Scientific classification
- Kingdom: Animalia
- Phylum: Nemertea
- Class: Hoplonemertea
- Order: Monostilifera
- Family: Prosorhochmidae
- Genus: Geonemertes
- Species: G. pelaensis
- Binomial name: Geonemertes pelaensis Semper, 1863
- Synonyms: Geonemertes arboricola Punnett, 1907; Geonemertes vinsoni Moore in Pantin, 1969;

= Geonemertes pelaensis =

- Genus: Geonemertes
- Species: pelaensis
- Authority: Semper, 1863
- Synonyms: Geonemertes arboricola Punnett, 1907, Geonemertes vinsoni Moore in Pantin, 1969

Species of worm

Geonemertes pelaensis is a species of terrestrial Nemertea.
Superficially, Geonemertes pelaensis resembles a land flatworm (family Geoplanidae) and lives in the same habitat, but it has an anterior exertile proboscis, whereas flatworms have a pharynx located in their ventral side at midlength of body.
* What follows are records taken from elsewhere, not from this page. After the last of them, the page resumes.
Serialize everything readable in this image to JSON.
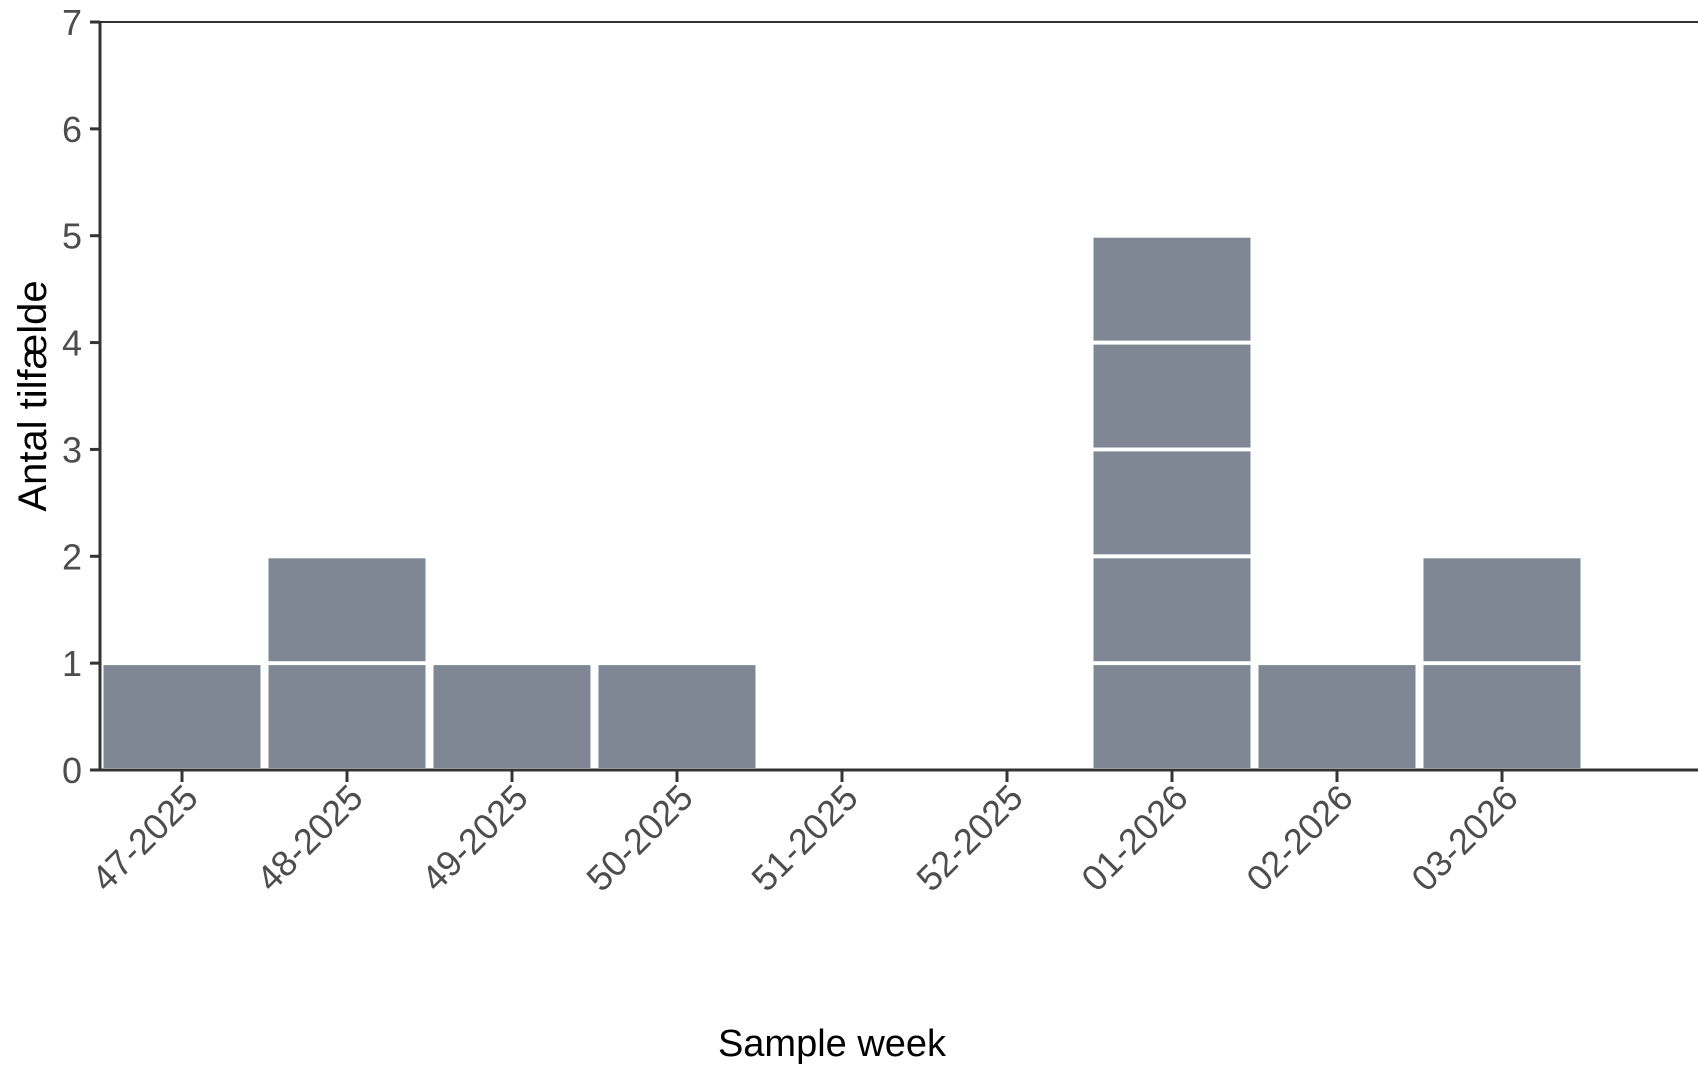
{
  "chart_data": {
    "type": "bar",
    "stacked_units": true,
    "categories": [
      "47-2025",
      "48-2025",
      "49-2025",
      "50-2025",
      "51-2025",
      "52-2025",
      "01-2026",
      "02-2026",
      "03-2026"
    ],
    "values": [
      1,
      2,
      1,
      1,
      0,
      0,
      5,
      1,
      2
    ],
    "xlabel": "Sample week",
    "ylabel": "Antal tilfælde",
    "ylim": [
      0,
      7
    ],
    "yticks": [
      0,
      1,
      2,
      3,
      4,
      5,
      6,
      7
    ],
    "grid": false,
    "bar_color": "#7f8795"
  }
}
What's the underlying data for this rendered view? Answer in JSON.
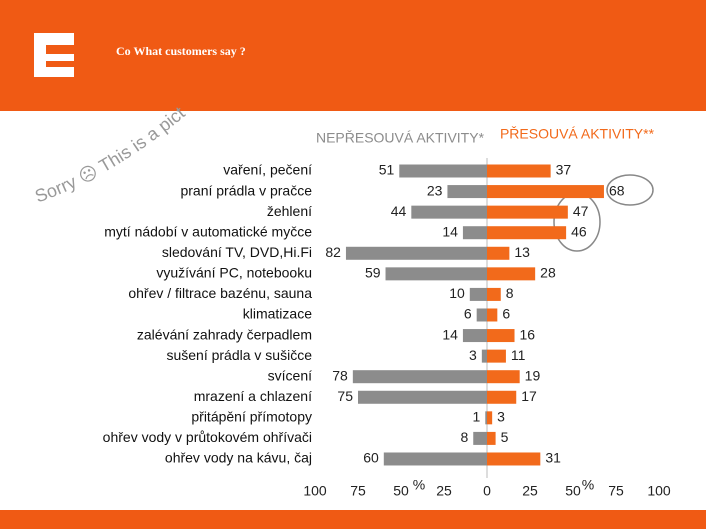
{
  "header": {
    "title": "Co What customers say ?"
  },
  "watermark": "Sorry ☹ This is a picture",
  "chart_data": {
    "type": "diverging-bar",
    "categories": [
      "vaření, pečení",
      "praní prádla v pračce",
      "žehlení",
      "mytí nádobí v automatické myčce",
      "sledování TV, DVD,Hi.Fi",
      "využívání PC, notebooku",
      "ohřev / filtrace bazénu, sauna",
      "klimatizace",
      "zalévání zahrady čerpadlem",
      "sušení prádla v sušičce",
      "svícení",
      "mrazení a chlazení",
      "přitápění přímotopy",
      "ohřev vody v průtokovém ohřívači",
      "ohřev vody na kávu, čaj"
    ],
    "series": [
      {
        "name": "NEPŘESOUVÁ AKTIVITY*",
        "color": "#8c8c8c",
        "values": [
          51,
          23,
          44,
          14,
          82,
          59,
          10,
          6,
          14,
          3,
          78,
          75,
          1,
          8,
          60
        ]
      },
      {
        "name": "PŘESOUVÁ AKTIVITY**",
        "color": "#f26a1b",
        "values": [
          37,
          68,
          47,
          46,
          13,
          28,
          8,
          6,
          16,
          11,
          19,
          17,
          3,
          5,
          31
        ]
      }
    ],
    "xlim": [
      -100,
      100
    ],
    "xticks": [
      {
        "value": -100,
        "label": "100"
      },
      {
        "value": -75,
        "label": "75"
      },
      {
        "value": -50,
        "label": "50"
      },
      {
        "value": -25,
        "label": "25"
      },
      0,
      25,
      50,
      75,
      100
    ],
    "x_unit_label": "%"
  }
}
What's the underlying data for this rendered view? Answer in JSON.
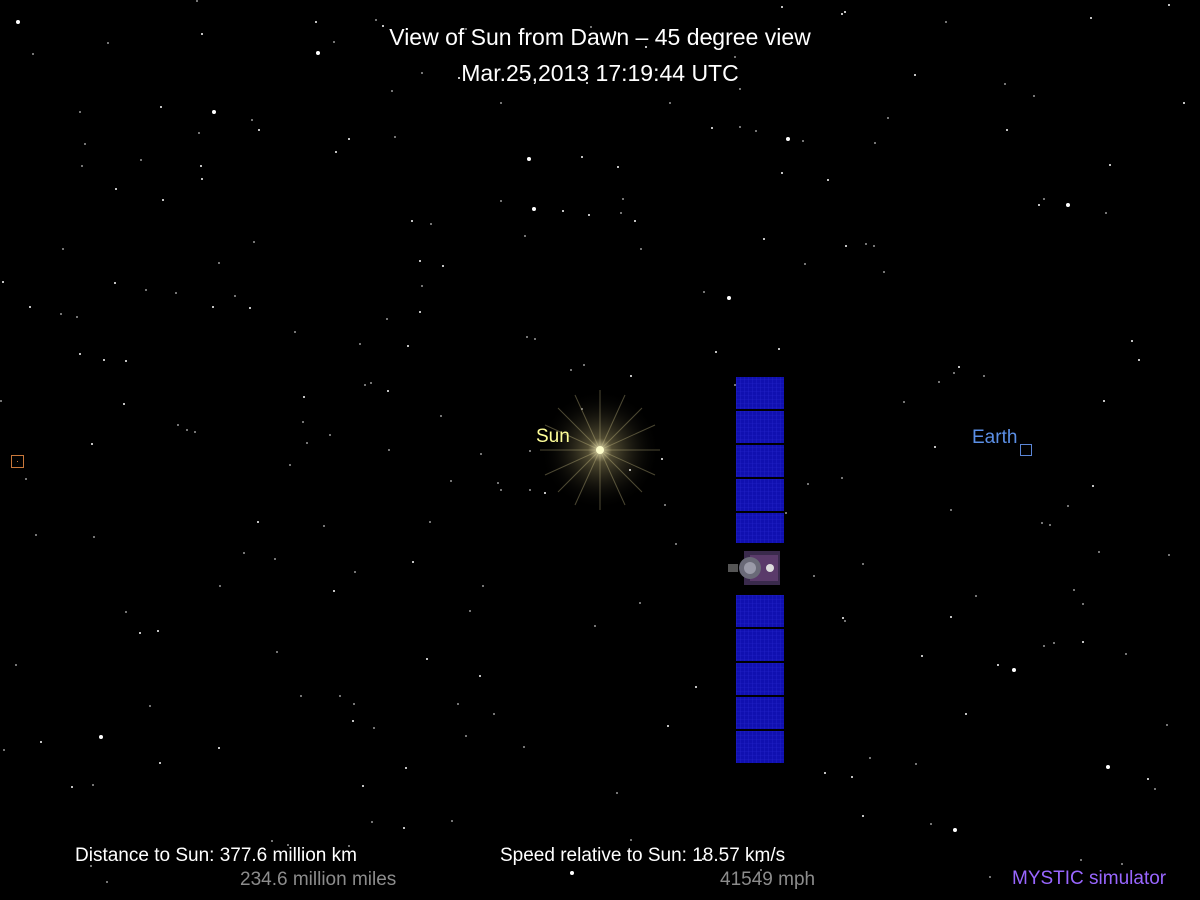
{
  "title": "View of Sun from Dawn – 45 degree view",
  "timestamp": "Mar.25,2013 17:19:44  UTC",
  "bodies": {
    "sun": {
      "label": "Sun",
      "color": "#ffff99"
    },
    "earth": {
      "label": "Earth",
      "color": "#5b8fe6"
    }
  },
  "distance": {
    "label": "Distance to Sun: 377.6 million km",
    "miles": "234.6 million miles"
  },
  "speed": {
    "label": "Speed relative to Sun: 18.57 km/s",
    "mph": "41549 mph"
  },
  "watermark": {
    "text": "MYSTIC simulator",
    "color": "#9966ff"
  },
  "icons": {
    "spacecraft": "dawn-spacecraft-icon",
    "earth_marker": "square-marker-icon",
    "target_marker": "square-marker-icon"
  }
}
The number of eyes this nemertean can have varies between 4 and 8 ocelli.

It is commonly found on islands in the Indo-Pacific, and has been anthropogenically introduced to Caribbean islands and Florida. Geonemertes pelaensis is a known predator of gastropoda in the wild, and isopoda, and amphipoda in laboratory settings.

== Molecular characterization==
The complete mitochondrial genome of Geonemertes pelaensis was sequenced from specimens collected in Martinique and New Caledonia. The mitogenome was unusually large, nearly 32 kb, and contained 13 protein-coding genes, two rRNA genes, and 21 tRNA genes. The two genomes were almost identical, differing by only a few mutations, indicating low genetic diversity. This conservation suggests a recent introduction from closely related source populations. The exceptional genome length was mainly due to long intergenic regions and expanded tRNA clusters. Several nuclear mitochondrial pseudogenes (NUMTs) were detected, which may complicate genetic analyses. Gut content sequencing also revealed prey DNA, (a cockroach for the specimen from Martinique, and a moth for the specimen from New Caledonia) demonstrating the ecological value of molecular approaches.